Liebe Musikfreundinnen und Musikfreunde,
kurz vor Weihnachten 2024 strahlte die ARD den Fernsehfilm »Bach – Ein Weihnachtswunder« mit Devid Striesow in der Hauptrolle aus. Allein die gute Sendezeit (20:15 Uhr) war schon eine Art Weihnachtswunder! Der Film erzählte auf packende Weise von den Widrigkeiten, mit denen der Thomaskantor Zeit seines Lebens in Leipzig zu kämpfen hatte. Ständig hatte er Stress mit den Ratsherren und der Geistlichkeit, weil die sich eher einen braven, der Tradition verpflichteten Kirchenmusiker und Schulmeister gewünscht hätten als ein musikgeschichtlich bahnbrechendes Genie. Ein gutes Beispiel dafür ist die »Johannes-Passion«.

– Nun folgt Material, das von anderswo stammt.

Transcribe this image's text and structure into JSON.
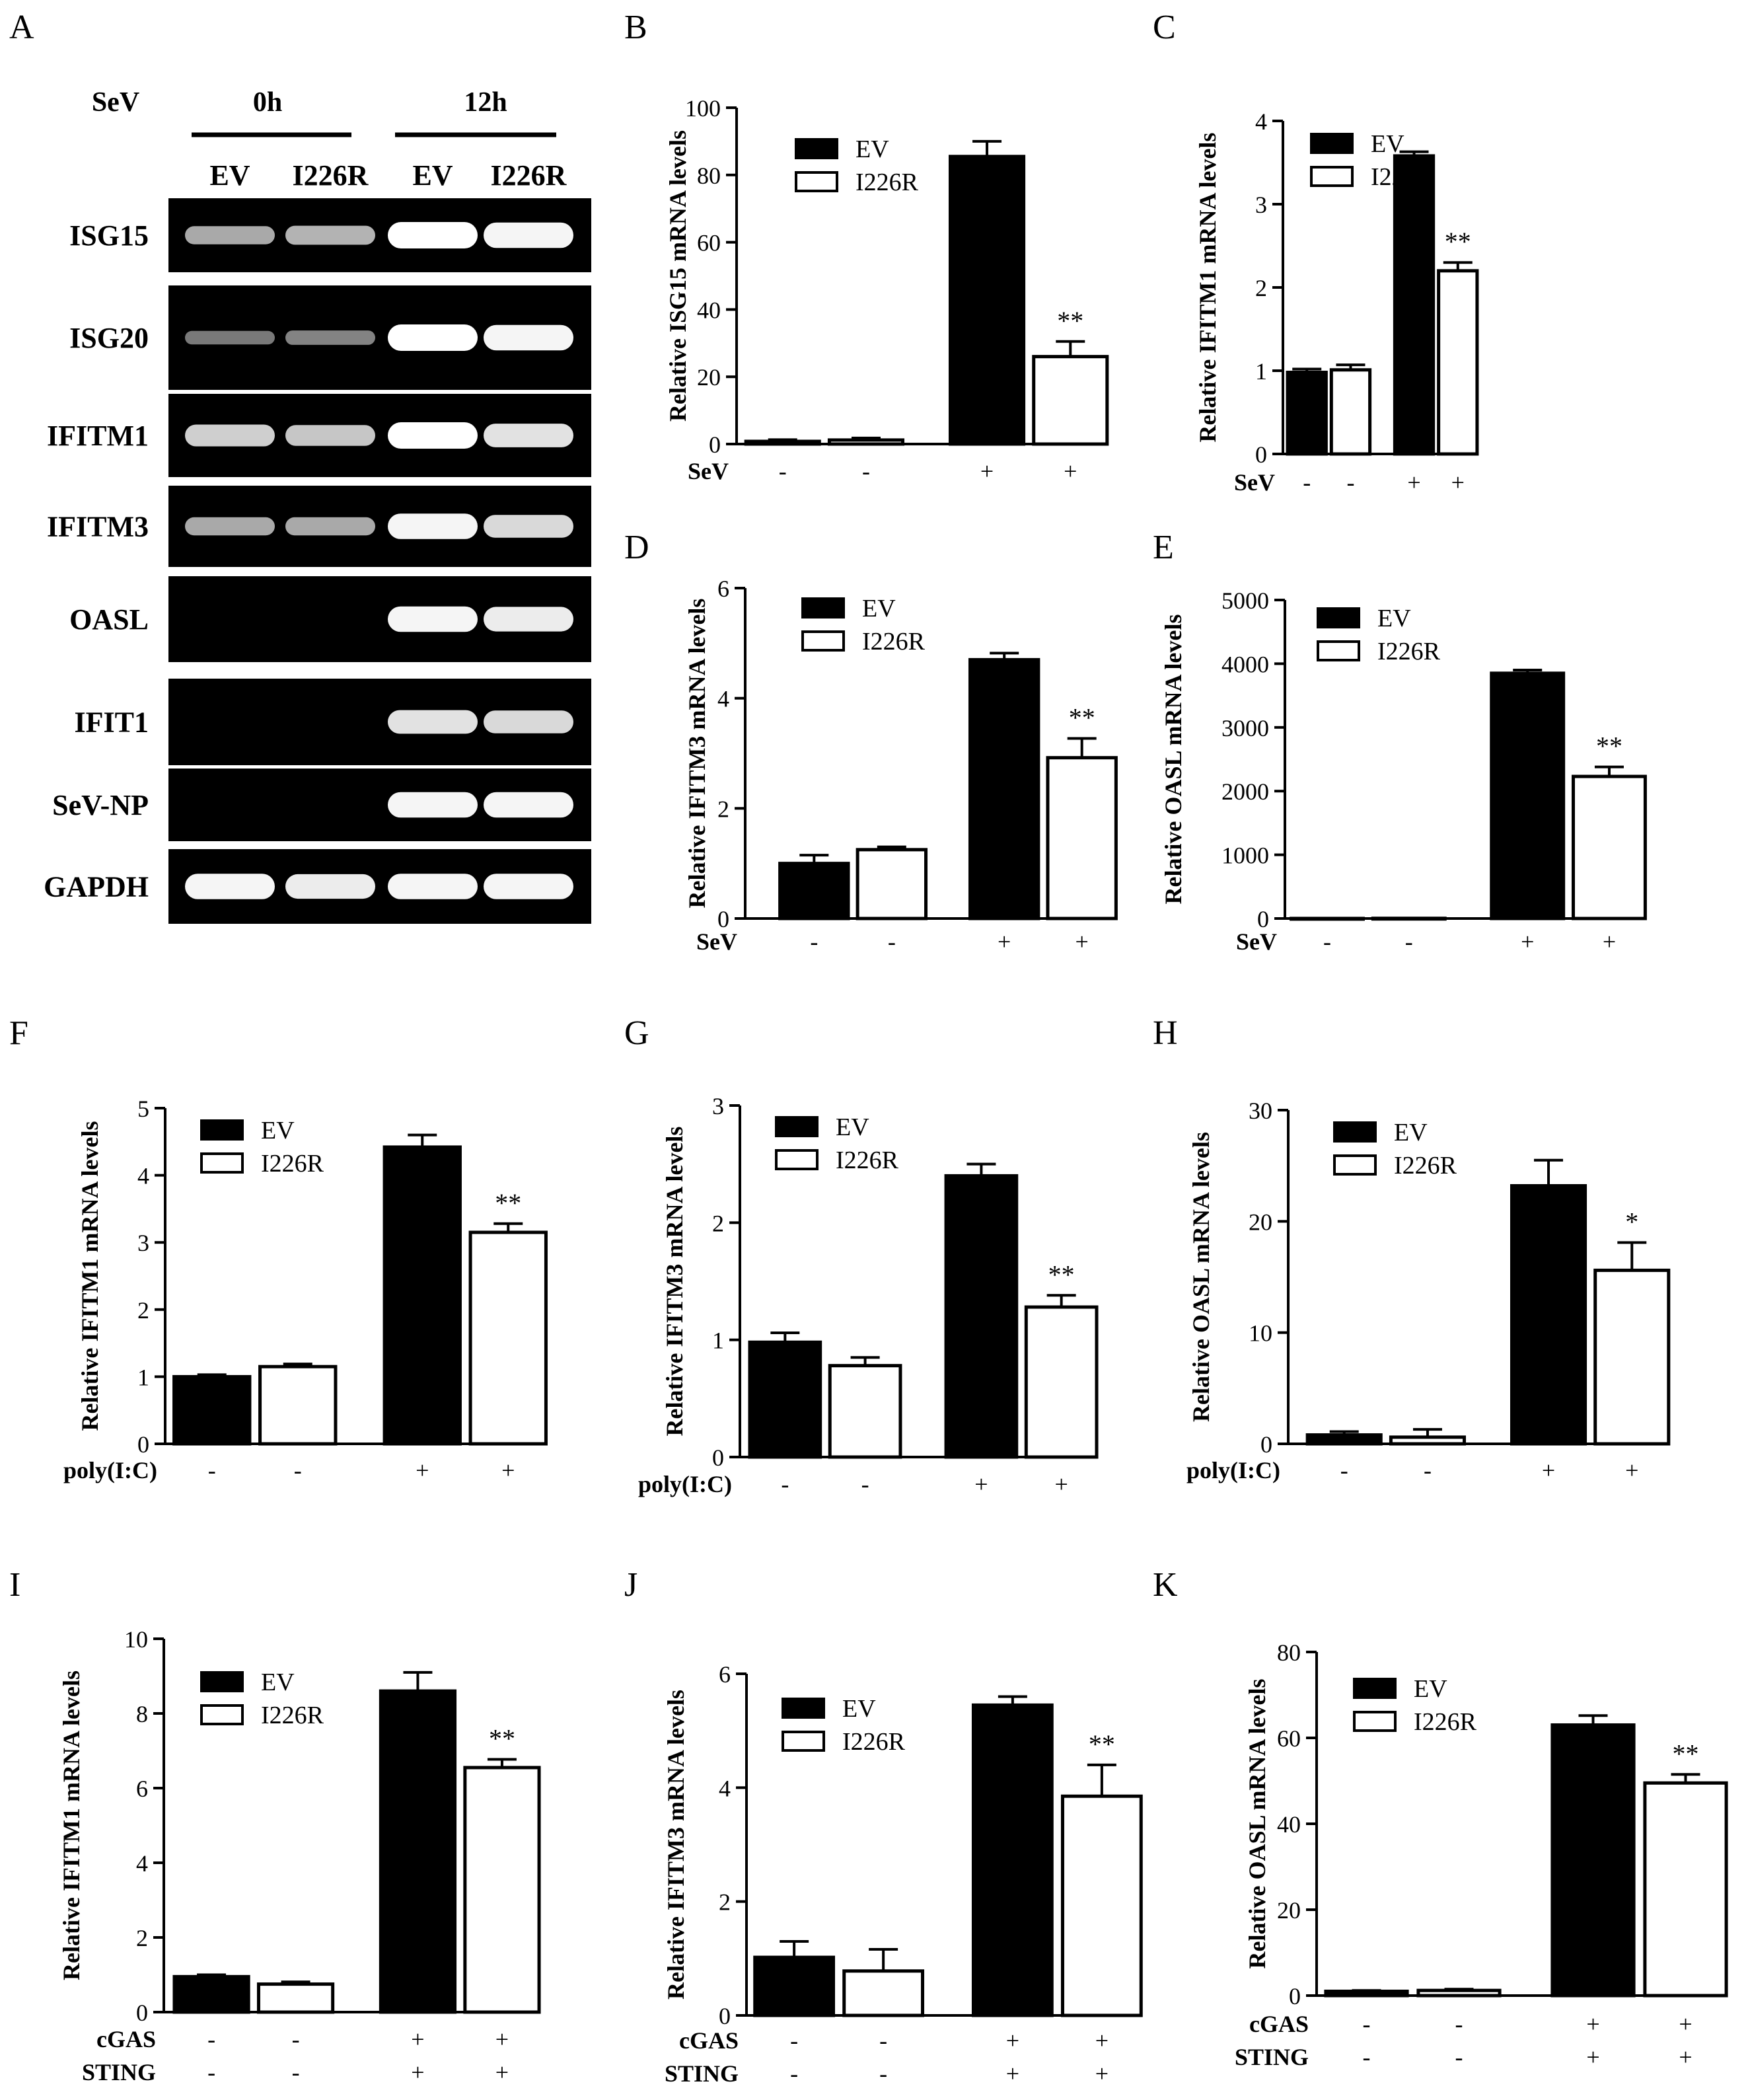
{
  "figure": {
    "panel_letters": [
      "A",
      "B",
      "C",
      "D",
      "E",
      "F",
      "G",
      "H",
      "I",
      "J",
      "K"
    ]
  },
  "gel": {
    "letter": "A",
    "treatment_label": "SeV",
    "timepoints": [
      "0h",
      "12h"
    ],
    "lanes": [
      "EV",
      "I226R",
      "EV",
      "I226R"
    ],
    "genes": [
      "ISG15",
      "ISG20",
      "IFITM1",
      "IFITM3",
      "OASL",
      "IFIT1",
      "SeV-NP",
      "GAPDH"
    ],
    "band_intensity": [
      [
        0.55,
        0.6,
        1.0,
        0.95
      ],
      [
        0.3,
        0.35,
        1.0,
        0.95
      ],
      [
        0.75,
        0.7,
        1.0,
        0.85
      ],
      [
        0.55,
        0.55,
        0.95,
        0.8
      ],
      [
        0.0,
        0.0,
        0.95,
        0.9
      ],
      [
        0.0,
        0.0,
        0.85,
        0.8
      ],
      [
        0.0,
        0.0,
        0.95,
        0.95
      ],
      [
        0.95,
        0.9,
        0.95,
        0.95
      ]
    ],
    "colors": {
      "background": "#000000",
      "band": "#ffffff"
    }
  },
  "legend_labels": [
    "EV",
    "I226R"
  ],
  "colors": {
    "ev": "#000000",
    "i226r": "#ffffff",
    "axis": "#000000"
  },
  "chart_data": [
    {
      "type": "bar",
      "letter": "B",
      "ylabel": "Relative ISG15 mRNA levels",
      "ylim": [
        0,
        100
      ],
      "yticks": [
        "0",
        "20",
        "40",
        "60",
        "80",
        "100"
      ],
      "treatments": [
        {
          "label": "SeV",
          "signs": [
            "-",
            "-",
            "+",
            "+"
          ]
        }
      ],
      "series": [
        {
          "name": "EV",
          "values": [
            0.8,
            85.5
          ],
          "errors": [
            0.5,
            4.5
          ]
        },
        {
          "name": "I226R",
          "values": [
            1.2,
            26
          ],
          "errors": [
            0.6,
            4.5
          ]
        }
      ],
      "significance": "**"
    },
    {
      "type": "bar",
      "letter": "C",
      "ylabel": "Relative IFITM1 mRNA levels",
      "ylim": [
        0,
        4
      ],
      "yticks": [
        "0",
        "1",
        "2",
        "3",
        "4"
      ],
      "treatments": [
        {
          "label": "SeV",
          "signs": [
            "-",
            "-",
            "+",
            "+"
          ]
        }
      ],
      "series": [
        {
          "name": "EV",
          "values": [
            0.98,
            3.58
          ],
          "errors": [
            0.04,
            0.05
          ]
        },
        {
          "name": "I226R",
          "values": [
            1.01,
            2.2
          ],
          "errors": [
            0.06,
            0.1
          ]
        }
      ],
      "significance": "**"
    },
    {
      "type": "bar",
      "letter": "D",
      "ylabel": "Relative IFITM3 mRNA levels",
      "ylim": [
        0,
        6
      ],
      "yticks": [
        "0",
        "2",
        "4",
        "6"
      ],
      "treatments": [
        {
          "label": "SeV",
          "signs": [
            "-",
            "-",
            "+",
            "+"
          ]
        }
      ],
      "series": [
        {
          "name": "EV",
          "values": [
            1.0,
            4.7
          ],
          "errors": [
            0.15,
            0.12
          ]
        },
        {
          "name": "I226R",
          "values": [
            1.25,
            2.92
          ],
          "errors": [
            0.05,
            0.35
          ]
        }
      ],
      "significance": "**"
    },
    {
      "type": "bar",
      "letter": "E",
      "ylabel": "Relative OASL mRNA levels",
      "ylim": [
        0,
        5000
      ],
      "yticks": [
        "0",
        "1000",
        "2000",
        "3000",
        "4000",
        "5000"
      ],
      "treatments": [
        {
          "label": "SeV",
          "signs": [
            "-",
            "-",
            "+",
            "+"
          ]
        }
      ],
      "series": [
        {
          "name": "EV",
          "values": [
            1,
            3850
          ],
          "errors": [
            0,
            50
          ]
        },
        {
          "name": "I226R",
          "values": [
            3,
            2230
          ],
          "errors": [
            2,
            150
          ]
        }
      ],
      "significance": "**"
    },
    {
      "type": "bar",
      "letter": "F",
      "ylabel": "Relative IFITM1 mRNA levels",
      "ylim": [
        0,
        5
      ],
      "yticks": [
        "0",
        "1",
        "2",
        "3",
        "4",
        "5"
      ],
      "treatments": [
        {
          "label": "poly(I:C)",
          "signs": [
            "-",
            "-",
            "+",
            "+"
          ]
        }
      ],
      "series": [
        {
          "name": "EV",
          "values": [
            1.0,
            4.42
          ],
          "errors": [
            0.03,
            0.18
          ]
        },
        {
          "name": "I226R",
          "values": [
            1.15,
            3.15
          ],
          "errors": [
            0.04,
            0.13
          ]
        }
      ],
      "significance": "**"
    },
    {
      "type": "bar",
      "letter": "G",
      "ylabel": "Relative IFITM3 mRNA levels",
      "ylim": [
        0,
        3
      ],
      "yticks": [
        "0",
        "1",
        "2",
        "3"
      ],
      "treatments": [
        {
          "label": "poly(I:C)",
          "signs": [
            "-",
            "-",
            "+",
            "+"
          ]
        }
      ],
      "series": [
        {
          "name": "EV",
          "values": [
            0.98,
            2.4
          ],
          "errors": [
            0.08,
            0.1
          ]
        },
        {
          "name": "I226R",
          "values": [
            0.78,
            1.28
          ],
          "errors": [
            0.07,
            0.1
          ]
        }
      ],
      "significance": "**"
    },
    {
      "type": "bar",
      "letter": "H",
      "ylabel": "Relative OASL mRNA levels",
      "ylim": [
        0,
        30
      ],
      "yticks": [
        "0",
        "10",
        "20",
        "30"
      ],
      "treatments": [
        {
          "label": "poly(I:C)",
          "signs": [
            "-",
            "-",
            "+",
            "+"
          ]
        }
      ],
      "series": [
        {
          "name": "EV",
          "values": [
            0.8,
            23.2
          ],
          "errors": [
            0.3,
            2.3
          ]
        },
        {
          "name": "I226R",
          "values": [
            0.6,
            15.6
          ],
          "errors": [
            0.7,
            2.5
          ]
        }
      ],
      "significance": "*"
    },
    {
      "type": "bar",
      "letter": "I",
      "ylabel": "Relative IFITM1 mRNA levels",
      "ylim": [
        0,
        10
      ],
      "yticks": [
        "0",
        "2",
        "4",
        "6",
        "8",
        "10"
      ],
      "treatments": [
        {
          "label": "cGAS",
          "signs": [
            "-",
            "-",
            "+",
            "+"
          ]
        },
        {
          "label": "STING",
          "signs": [
            "-",
            "-",
            "+",
            "+"
          ]
        }
      ],
      "series": [
        {
          "name": "EV",
          "values": [
            0.95,
            8.6
          ],
          "errors": [
            0.05,
            0.5
          ]
        },
        {
          "name": "I226R",
          "values": [
            0.75,
            6.55
          ],
          "errors": [
            0.06,
            0.22
          ]
        }
      ],
      "significance": "**"
    },
    {
      "type": "bar",
      "letter": "J",
      "ylabel": "Relative IFITM3 mRNA levels",
      "ylim": [
        0,
        6
      ],
      "yticks": [
        "0",
        "2",
        "4",
        "6"
      ],
      "treatments": [
        {
          "label": "cGAS",
          "signs": [
            "-",
            "-",
            "+",
            "+"
          ]
        },
        {
          "label": "STING",
          "signs": [
            "-",
            "-",
            "+",
            "+"
          ]
        }
      ],
      "series": [
        {
          "name": "EV",
          "values": [
            1.02,
            5.45
          ],
          "errors": [
            0.28,
            0.15
          ]
        },
        {
          "name": "I226R",
          "values": [
            0.78,
            3.85
          ],
          "errors": [
            0.38,
            0.55
          ]
        }
      ],
      "significance": "**"
    },
    {
      "type": "bar",
      "letter": "K",
      "ylabel": "Relative OASL mRNA levels",
      "ylim": [
        0,
        80
      ],
      "yticks": [
        "0",
        "20",
        "40",
        "60",
        "80"
      ],
      "treatments": [
        {
          "label": "cGAS",
          "signs": [
            "-",
            "-",
            "+",
            "+"
          ]
        },
        {
          "label": "STING",
          "signs": [
            "-",
            "-",
            "+",
            "+"
          ]
        }
      ],
      "series": [
        {
          "name": "EV",
          "values": [
            1.0,
            63
          ],
          "errors": [
            0.2,
            2.2
          ]
        },
        {
          "name": "I226R",
          "values": [
            1.2,
            49.5
          ],
          "errors": [
            0.3,
            2.0
          ]
        }
      ],
      "significance": "**"
    }
  ]
}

Als Bach 1724, ein Jahr nach seinem Amtsantritt, in Leipzig seine »Johannes-Passion« am Karfreitag erstmals zu Gehör brachte, war diese neue Art einer Passionsmusik für viele seiner Zeitgenossen sehr verstörend. Eine derart kühne, dramatische, emotionale und geradezu opernhafte Darstellung der Leidensgeschichte Jesu hatte man zuvor nie gehört.
Von einem Skandal ist nichts überliefert, es gibt aber auch keine dokumentierten Worte der Anerkennung – wohl aber plausibel klingende Spekulationen darüber, warum Bach die »Johannes-Passion« für den Karfreitag 1725 gründlich umarbeitete. Er tauschte die Anfangs- und Schluss-Sätze aus, strich ganze Passagen und komponierte drei neue Arien hinzu.
Hatte Bach sich 1724 allzu deutlich über das in seinem Dienstvertrag festgeschriebene Verbot, opernhaft zu komponieren, hinweggesetzt? Waren es eher theologische Gründe? Für das Verständnis der Leipziger Geistlichkeit hatte Bach 1724 möglicherweise die erwünschte Karfreitags-Trauerstimmung vernachlässigt und sowohl mit der Darstellung eines unbeugsamen und siegesbewussten Jesus als auch mit der vorweggenommenen Auferstehungsfreude theologische Tabus verletzt.
John Eliot Gardiner meint dazu: »… auch wenn die Leipziger Geistlichkeit sich schwergetan haben dürfte, in Bachs künstlerischem Ansatz irgendetwas bewusst Subversives zu entdecken: ohne Frage brach sich in diesem Werk eine künstlerische Autonomie Bahn, die der Klerus als gefährlich empfunden haben könnte«.
Genau 300 Jahre nach der Aufführung von Bachs revidierter Johannes-Passion stellen die Arcis-Vocalisten die selten aufgeführte Fassung von 1725 zur Diskussion.